果然,白已冬脫下眼罩,從奧洛沃坎迪手上把書搶過來:“何出此言?”
“狄更斯筆下的人物妙語練出,很值得借鑒。”奧洛沃坎迪道。
白已冬有些懷疑,因為奧洛沃坎迪的垃圾話并沒什么提高:“能給我舉個例子嗎?”
“就比如我,原來我和kg噴垃圾話一般都是被他噴得屁滾尿流。”奧洛沃坎迪很會從自己身上插刀子。
“然后呢?”白已冬問。
奧洛沃坎迪說:“看了狄更斯的小說,我的垃圾話從被kg噴得屁滾尿流進化為苦戰一場然后惜敗的水準了。”
就這樣,白已冬浪費了休息時間,在飛機上看了一整本小說。
看完之后,他的兩眼發昏,滿腦子都是《遠大前程》的劇情,“奧洛,如果我今天狀態不好,你是要負責的。”
“你太亂來了!狄更斯的小說應該細嚼慢咽,你看得太快了。”奧洛沃坎迪道。
白已冬不管這么多,他只知道他是受了奧洛沃坎迪的蠱惑才看了這本該死的小說。
現在他又累又困,可是飛機已經到站了,他們即將走下飛機。
拿起行李,白已冬表情陰郁地走出機場。
“白狼,你們有信心贏得第三場嗎?”記者一個勁的湊熱乎。
很不巧,白已冬現在連和他們說話的心情都沒有,露出一個比“你他媽欠我五百萬”還要難看的臉色說道:“不然你以為我們是來輸球的嗎?”

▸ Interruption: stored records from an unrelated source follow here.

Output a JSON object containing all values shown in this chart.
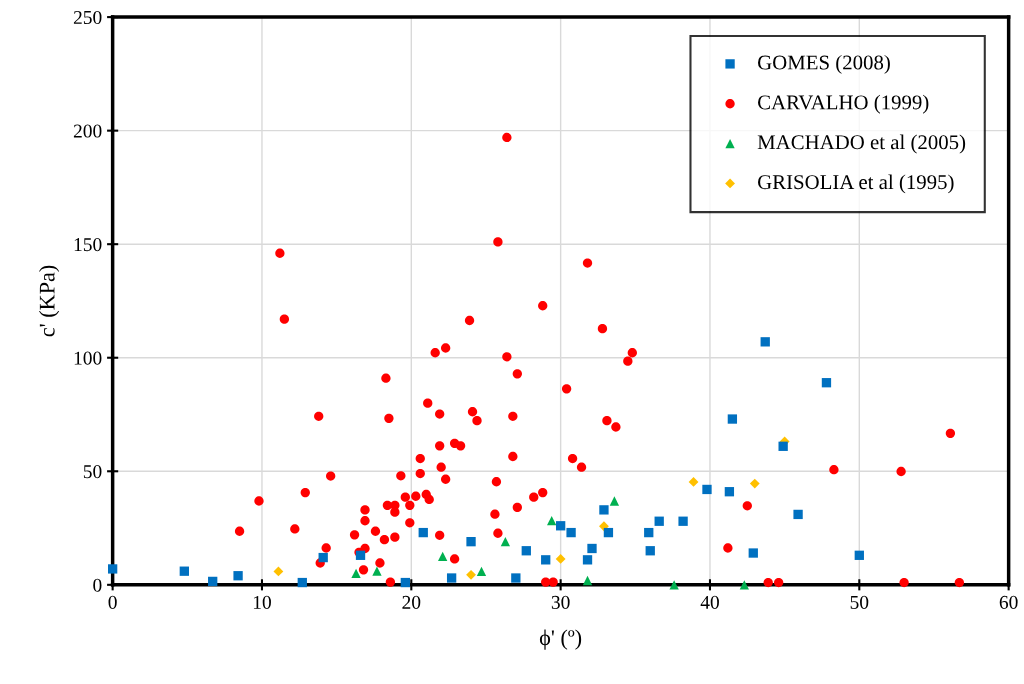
{
  "chart_data": {
    "type": "scatter",
    "xlabel": "ϕ' (º)",
    "ylabel": "c' (KPa)",
    "xlim": [
      0,
      60
    ],
    "ylim": [
      0,
      250
    ],
    "xticks": [
      0,
      10,
      20,
      30,
      40,
      50,
      60
    ],
    "yticks": [
      0,
      50,
      100,
      150,
      200,
      250
    ],
    "grid": true,
    "legend": "top right",
    "series": [
      {
        "name": "GOMES (2008)",
        "color": "#0070c0",
        "marker": "square",
        "x": [
          0,
          4.8,
          6.7,
          8.4,
          12.7,
          14.1,
          16.6,
          19.6,
          20.8,
          22.7,
          24,
          27,
          27.7,
          29,
          30,
          30.7,
          31.8,
          32.1,
          32.9,
          33.2,
          35.9,
          36,
          36.6,
          38.2,
          39.8,
          41.3,
          41.5,
          42.9,
          43.7,
          44.9,
          45.9,
          47.8,
          50
        ],
        "values": [
          7,
          6,
          1.5,
          4,
          1,
          12,
          13,
          1,
          23,
          3,
          19,
          3,
          15,
          11,
          26,
          23,
          11,
          16,
          33,
          23,
          23,
          15,
          28,
          28,
          42,
          41,
          73,
          14,
          107,
          61,
          31,
          89,
          13
        ]
      },
      {
        "name": "CARVALHO (1999)",
        "color": "#ff0000",
        "marker": "circle",
        "x": [
          11.2,
          11.5,
          8.5,
          9.8,
          12.2,
          12.9,
          13.8,
          14.6,
          14.3,
          13.9,
          16.2,
          16.5,
          16.9,
          16.9,
          16.9,
          16.8,
          17.6,
          18.2,
          17.9,
          18.3,
          18.5,
          18.4,
          18.9,
          18.9,
          18.9,
          18.6,
          19.3,
          19.6,
          19.9,
          19.9,
          20.6,
          20.6,
          20.3,
          21,
          21.2,
          26.4,
          25.8,
          31.8,
          28.8,
          23.9,
          32.8,
          21.6,
          22.3,
          34.8,
          34.5,
          26.4,
          27.1,
          30.4,
          21.1,
          21.9,
          24.1,
          24.4,
          26.8,
          33.1,
          33.7,
          21.9,
          22.9,
          23.3,
          26.8,
          30.8,
          31.4,
          22,
          22.3,
          25.7,
          28.2,
          28.8,
          27.1,
          25.6,
          25.8,
          21.9,
          22.9,
          29.0,
          29.5,
          48.3,
          52.8,
          56.1,
          42.5,
          41.2,
          43.9,
          44.6,
          53,
          56.7
        ],
        "values": [
          146,
          117,
          23.6,
          36.9,
          24.6,
          40.6,
          74.2,
          47.9,
          16.2,
          9.6,
          22,
          14.3,
          16,
          33,
          28.2,
          6.6,
          23.6,
          19.9,
          9.6,
          91,
          73.3,
          35,
          35,
          32,
          21,
          1.2,
          48,
          38.6,
          35,
          27.3,
          55.6,
          49,
          39,
          39.8,
          37.6,
          197,
          151,
          141.7,
          122.9,
          116.4,
          112.8,
          102.2,
          104.3,
          102.2,
          98.5,
          100.4,
          92.9,
          86.3,
          80,
          75.2,
          76.2,
          72.3,
          74.2,
          72.3,
          69.5,
          61.2,
          62.3,
          61.2,
          56.5,
          55.6,
          51.8,
          51.8,
          46.5,
          45.4,
          38.6,
          40.6,
          34.1,
          31.1,
          22.7,
          21.8,
          11.4,
          1.2,
          1.2,
          50.7,
          49.9,
          66.7,
          34.8,
          16.2,
          1,
          1,
          1,
          1
        ]
      },
      {
        "name": "MACHADO et al (2005)",
        "color": "#00b050",
        "marker": "triangle",
        "x": [
          16.3,
          17.7,
          22.1,
          24.7,
          26.3,
          29.4,
          33.6,
          31.8,
          37.6,
          42.3
        ],
        "values": [
          5,
          6,
          12.5,
          5.9,
          19,
          28.3,
          36.9,
          1.9,
          0,
          0
        ]
      },
      {
        "name": "GRISOLIA et al (1995)",
        "color": "#ffc000",
        "marker": "diamond",
        "x": [
          11.1,
          24,
          30,
          32.9,
          38.9,
          43,
          45
        ],
        "values": [
          5.9,
          4.4,
          11.4,
          25.8,
          45.3,
          44.6,
          63.1
        ]
      }
    ]
  }
}
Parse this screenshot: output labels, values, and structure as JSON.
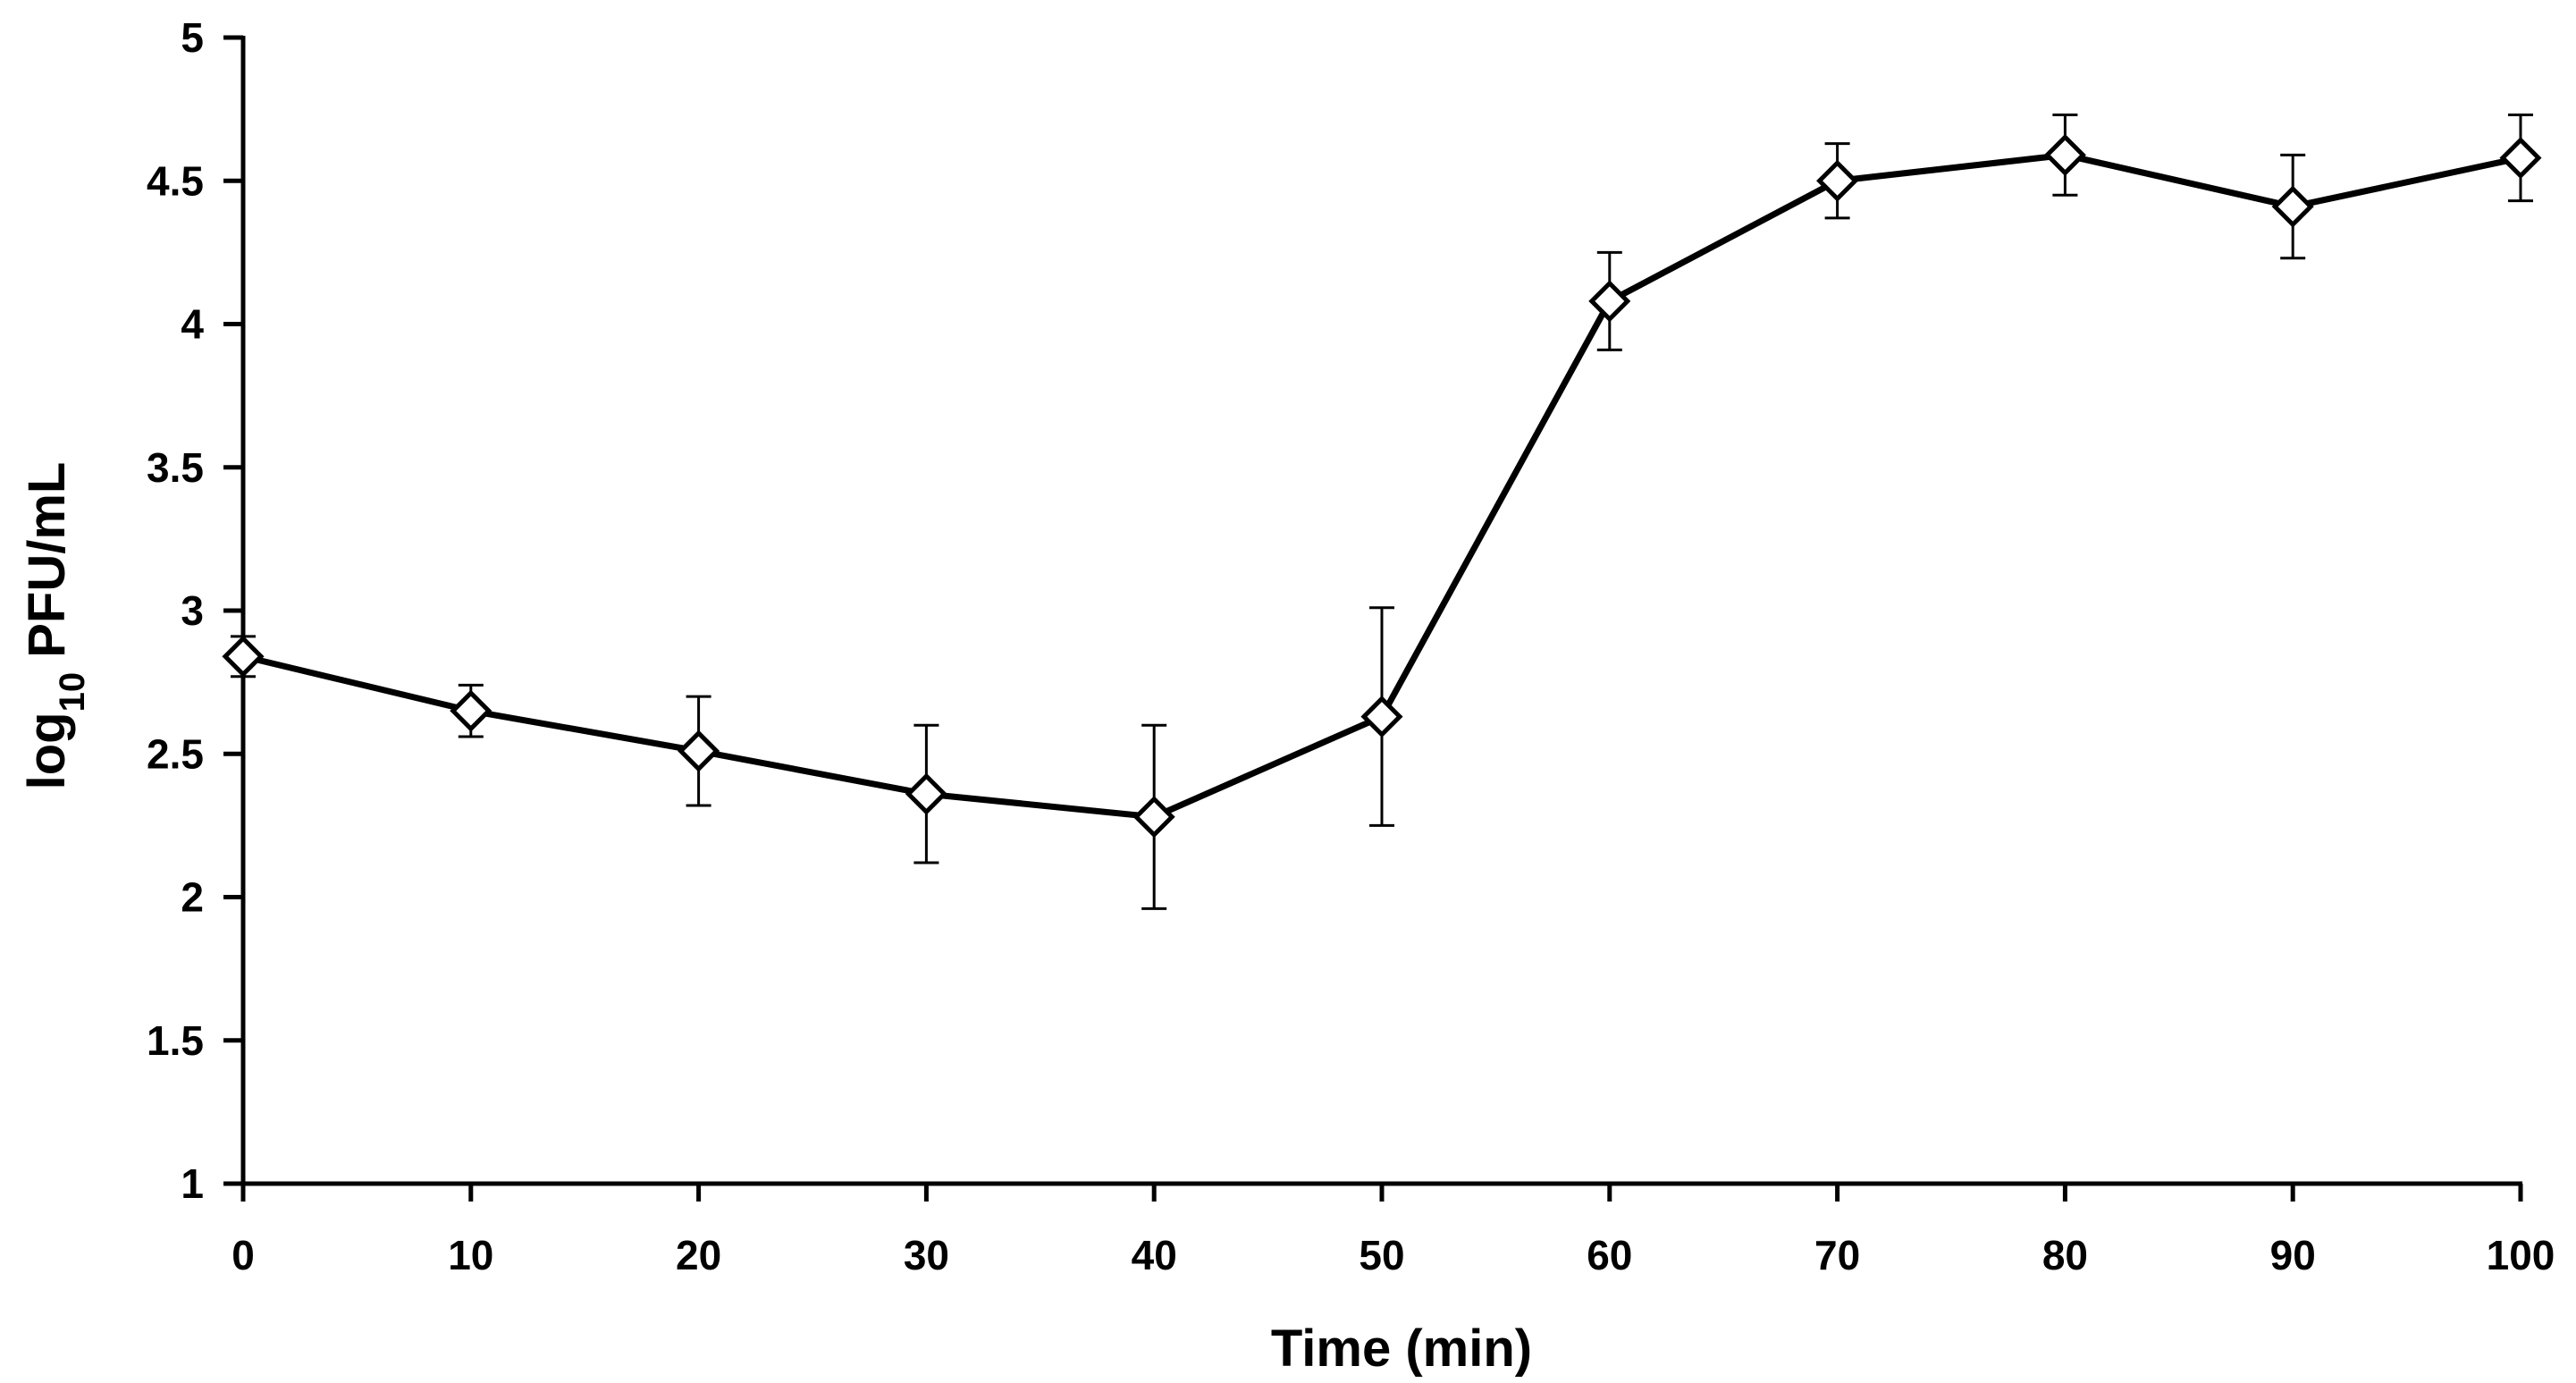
{
  "chart_data": {
    "type": "line",
    "title": "",
    "xlabel": "Time (min)",
    "ylabel": {
      "prefix": "log",
      "subscript": "10",
      "suffix": " PFU/mL"
    },
    "xlim": [
      0,
      100
    ],
    "ylim": [
      1,
      5
    ],
    "xticks": [
      "0",
      "10",
      "20",
      "30",
      "40",
      "50",
      "60",
      "70",
      "80",
      "90",
      "100"
    ],
    "yticks": [
      "1",
      "1.5",
      "2",
      "2.5",
      "3",
      "3.5",
      "4",
      "4.5",
      "5"
    ],
    "grid": false,
    "legend": "none",
    "marker": "open-diamond",
    "line_color": "#000000",
    "series": [
      {
        "name": "log10 PFU/mL",
        "x": [
          0,
          10,
          20,
          30,
          40,
          50,
          60,
          70,
          80,
          90,
          100
        ],
        "y": [
          2.84,
          2.65,
          2.51,
          2.36,
          2.28,
          2.63,
          4.08,
          4.5,
          4.59,
          4.41,
          4.58
        ],
        "error": [
          0.07,
          0.09,
          0.19,
          0.24,
          0.32,
          0.38,
          0.17,
          0.13,
          0.14,
          0.18,
          0.15
        ]
      }
    ]
  }
}
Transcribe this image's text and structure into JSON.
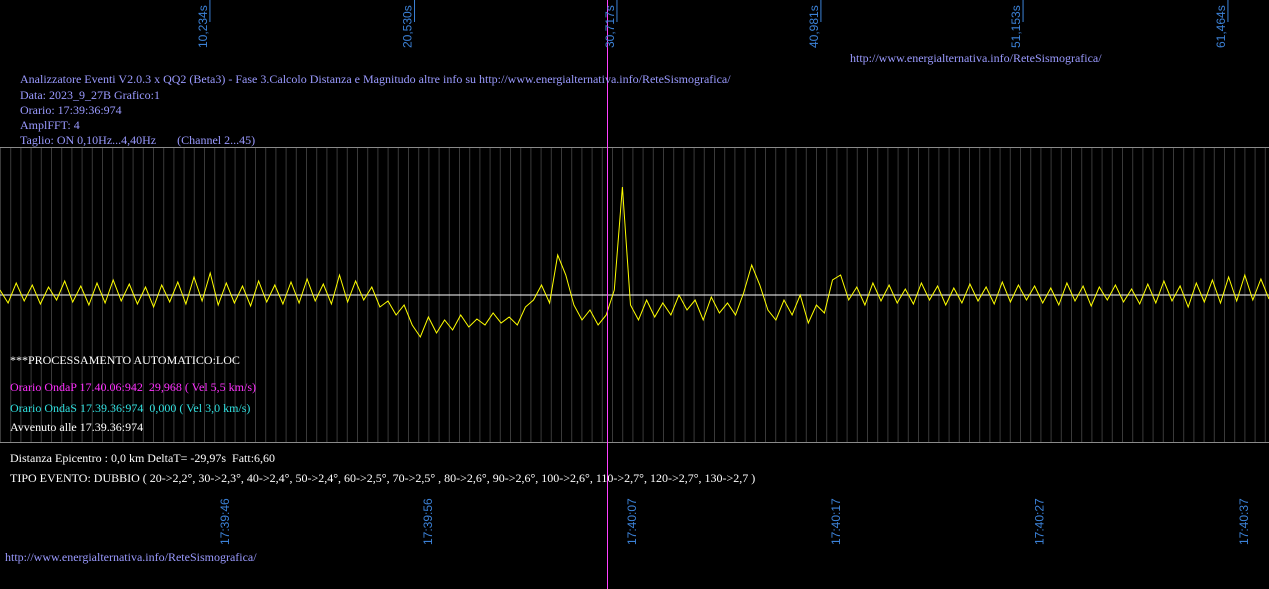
{
  "header": {
    "url": "http://www.energialternativa.info/ReteSismografica/",
    "lines": [
      "Analizzatore Eventi V2.0.3 x QQ2 (Beta3) - Fase 3.Calcolo Distanza e Magnitudo altre info su http://www.energialternativa.info/ReteSismografica/",
      "Data: 2023_9_27B Grafico:1",
      "Orario: 17:39:36:974",
      "AmplFFT: 4",
      "Taglio: ON 0,10Hz...4,40Hz       (Channel 2...45)"
    ]
  },
  "chart_data": {
    "type": "line",
    "xlim": [
      -0.33,
      63.53
    ],
    "xticks": [
      {
        "value": 10.234,
        "label": "10,234s"
      },
      {
        "value": 20.53,
        "label": "20,530s"
      },
      {
        "value": 30.717,
        "label": "30,717s"
      },
      {
        "value": 40.981,
        "label": "40,981s"
      },
      {
        "value": 51.153,
        "label": "51,153s"
      },
      {
        "value": 61.464,
        "label": "61,464s"
      }
    ],
    "x2ticks": [
      {
        "value": 10.99,
        "label": "17:39:46"
      },
      {
        "value": 21.2,
        "label": "17:39:56"
      },
      {
        "value": 31.47,
        "label": "17:40:07"
      },
      {
        "value": 41.73,
        "label": "17:40:17"
      },
      {
        "value": 51.99,
        "label": "17:40:27"
      },
      {
        "value": 62.26,
        "label": "17:40:37"
      }
    ],
    "ylim": [
      -147.5,
      147.5
    ],
    "color": "#ffff00",
    "values": [
      5,
      -8,
      12,
      -6,
      10,
      -9,
      8,
      -5,
      14,
      -7,
      9,
      -10,
      12,
      -8,
      15,
      -6,
      11,
      -9,
      8,
      -12,
      10,
      -7,
      13,
      -9,
      18,
      -6,
      22,
      -10,
      12,
      -8,
      9,
      -11,
      14,
      -7,
      10,
      -9,
      13,
      -8,
      16,
      -6,
      11,
      -9,
      20,
      -7,
      14,
      -5,
      8,
      -12,
      -6,
      -20,
      -10,
      -30,
      -42,
      -22,
      -38,
      -25,
      -35,
      -20,
      -32,
      -24,
      -30,
      -18,
      -28,
      -22,
      -30,
      -12,
      -5,
      10,
      -8,
      40,
      20,
      -10,
      -25,
      -15,
      -30,
      -20,
      5,
      108,
      -10,
      -25,
      -5,
      -22,
      -8,
      -20,
      0,
      -15,
      -5,
      -25,
      -2,
      -18,
      -8,
      -20,
      2,
      30,
      10,
      -15,
      -25,
      -5,
      -20,
      0,
      -28,
      -10,
      -18,
      15,
      20,
      -5,
      8,
      -10,
      12,
      -6,
      10,
      -8,
      6,
      -9,
      12,
      -5,
      9,
      -10,
      7,
      -8,
      11,
      -6,
      8,
      -9,
      13,
      -7,
      10,
      -5,
      9,
      -8,
      7,
      -10,
      12,
      -6,
      9,
      -11,
      8,
      -5,
      10,
      -7,
      6,
      -9,
      11,
      -8,
      14,
      -6,
      9,
      -12,
      12,
      -7,
      15,
      -8,
      18,
      -6,
      20,
      -5,
      16,
      -4
    ]
  },
  "annotations": {
    "processing": "***PROCESSAMENTO AUTOMATICO:LOC",
    "onda_p": "Orario OndaP 17.40.06:942  29,968 ( Vel 5,5 km/s)",
    "onda_s": "Orario OndaS 17.39.36:974  0,000 ( Vel 3,0 km/s)",
    "avvenuto": "Avvenuto alle 17.39.36:974",
    "distanza": "Distanza Epicentro : 0,0 km DeltaT= -29,97s  Fatt:6,60",
    "tipo": "TIPO EVENTO: DUBBIO ( 20->2,2°, 30->2,3°, 40->2,4°, 50->2,4°, 60->2,5°, 70->2,5° , 80->2,6°, 90->2,6°, 100->2,6°, 110->2,7°, 120->2,7°, 130->2,7 )"
  },
  "footer_url": "http://www.energialternativa.info/ReteSismografica/"
}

“呃”可憐的記者不知道自己做錯了什么,竟惹得白已冬如此對待。
“羅恩·阿泰斯特說會把你的得分限制在30分以內,這樣他們就嫩取勝,你怎么看?”這位記者的經驗比剛才的記者豐富許多,懂得察言觀色,并把禍水東引。
果然,白已冬的火發在了阿泰斯特的身上:“告訴羅恩,50分!”
大新聞啊!記者眼冒金光:“你是說,要對羅恩砍50分?”
“如果你的耳朵沒出問題的話,是的。”白已冬冷漠地說。
這番話引起了本地記者的不滿:“雖然明尼蘇達的實力占上風,但要在羅恩·阿泰斯特的頭上拿50分,未免太異想天開了吧?”
“先生,請回去查查字典,“異想天開”不是這么用的。”白已冬陰著臉,言語富有攻擊性:“如果我說要在羅恩頭上砍100分,或者每場比賽贏國王100分,那才勉強算得上是異想天開。”
很好,白已冬一席話與激怒了現場的記者。
記者對他展開了圍攻,采訪問題一個比一個尖刻。
白已冬的回答也毫不避讓,正面相對。
什么阿泰斯特的進攻手段太差,我能把他防在個位數;什么畢比皮膚太白,像白血病患者;什么國王巔峰不在,我們半場就能打成垃圾時間等等。
如果不是桑德斯及時把白已冬領走,白已冬可能會爆出更多驚世駭俗的言論。
桑德斯推著白已冬:“白狼,你需要好好休息了。”
“教練,我可以訓練。”白已冬說:“我已經睡不著了。”
“我覺得你更需要休息。”桑德斯不是擔心白已冬的身體,而是擔心他殃及魚池,連隊友一起攻擊。
白已冬態度堅決,拒絕休息。
桑德斯的猜想變成了現實,當天的隊內對抗賽,上到加內特,下到烏基奇這種小蝦米全被白已冬噴了一遍。
白已冬那張利嘴尖酸刻薄,把所有人都噴得面紅耳赤。
最后桑德斯看不下去了,嚴令白已冬閉嘴,否則就剝奪他的對抗賽資格。